Everybody knows the auto world has shifted. The trick is divining which brands have got the gumption to last.
Now, with President Obama's new efficiency standards requiring a fleet-wide fuel economy average of 35.5 miles per gallon, automakers have their work cut out for them.
Domestic carmakers in particular are gearing up to battle forthcoming offerings from new-to-the-U.S.Fiat, with its diminutive 55.5-mile-per-gallon Fiat 500, and Chinese newcomer BYD, maker of the staid hybrid-electric F3DM sedan.
Motor City had better get cracking. It takes four years to produce a market-ready vehicle, and a typical lifecycle for one model is seven years. While we wait to see what brands emerge victorious, Honda's mod CR-Z and Ford's "eco-boosted" Euro models point to the types of cars we can expect by 2014.

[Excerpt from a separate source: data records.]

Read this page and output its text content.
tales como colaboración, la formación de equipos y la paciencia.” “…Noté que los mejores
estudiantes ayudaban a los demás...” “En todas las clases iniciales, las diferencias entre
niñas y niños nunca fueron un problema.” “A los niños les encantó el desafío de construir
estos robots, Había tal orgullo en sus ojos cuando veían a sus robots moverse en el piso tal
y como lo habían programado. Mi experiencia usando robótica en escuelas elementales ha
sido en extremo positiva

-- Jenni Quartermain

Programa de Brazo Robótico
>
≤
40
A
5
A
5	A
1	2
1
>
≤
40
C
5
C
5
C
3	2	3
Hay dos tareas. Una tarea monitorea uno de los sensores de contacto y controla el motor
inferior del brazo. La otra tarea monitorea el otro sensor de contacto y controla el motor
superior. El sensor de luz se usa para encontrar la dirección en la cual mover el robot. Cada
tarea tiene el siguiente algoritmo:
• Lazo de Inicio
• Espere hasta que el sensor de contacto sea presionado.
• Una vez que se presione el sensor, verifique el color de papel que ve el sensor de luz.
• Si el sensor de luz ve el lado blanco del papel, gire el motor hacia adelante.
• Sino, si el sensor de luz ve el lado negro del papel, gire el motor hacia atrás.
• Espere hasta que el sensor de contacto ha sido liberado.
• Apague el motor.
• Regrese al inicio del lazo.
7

Just don't get your hopes up for lots of choices when it comes to plug-in cars. Automakers insist there's still much to improve about the humble combustion engine, and they plan to eek out all the improvement they can get.
Tom Plucinsky, a spokesman for BMW, says the company will bring a gasoline-powered and highly efficient X1 compact SUV to market by 2014.
"There's no breakthrough," Plucinsky says. "It's all little things that can add up. We've made big advances over the last five years or so in the efficiency of the gasoline engine, but we think that there's another 10 percent there."
BMW will find that 10 percent by using smaller (read: lighter), forced-induction engines that generate more power. (Plucinsky says naturally aspirated engines will be relatively nonexistent by 2014). Ford and Mercedes have also said they'll bring 4-cylinder, turbo-charged engines to the U.S. in the next several years.
Audi has joined the light-engine surge as well, committing to building a next-generation S5 that weighs hundreds of pounds less than the current version. Audi's Bradley Stertz says advances in aluminum construction will lighten its load, making it more fuel-efficient.
At the Detroit Auto Show Chinese automakers Brilliance and BYD ("Build Your Dreams") showed cars that could eventually reach the states, perhaps branded under a different name. Geely and Chery are other Chinese automakers with ideas for expansion outside the East.
Lincoln Merrihew, senior vice president of business solutions for market research firm TNS, says he expects a China-made car to hit in five years or less.
"It'll be a mixture of capabilities and bravado that will determine who comes in under their own flag," Merrihew says.
Asia leads the green-power front. Nissan is testing battery-charging networks in Arizona, saying an unnamed electric vehicle will go on sale by late 2010. Toyota says it will sell one million gas-electric hybrids per year during the 2010s; Honda President Takeo Fukui has repeatedly said his company is most-heavily endorsing hydrogen technology.
Still, no one technology has emerged the clear winner. Sara Pines, a spokeswoman for Honda, says the company is experimenting with several possible solutions. Others say the as-yet undetermined carbon-emission standards in California will largely determine how automakers move forward.
That uncertainty has basically created a level playing field. Now it'll come down to whether the upstarts can hang with the big boys.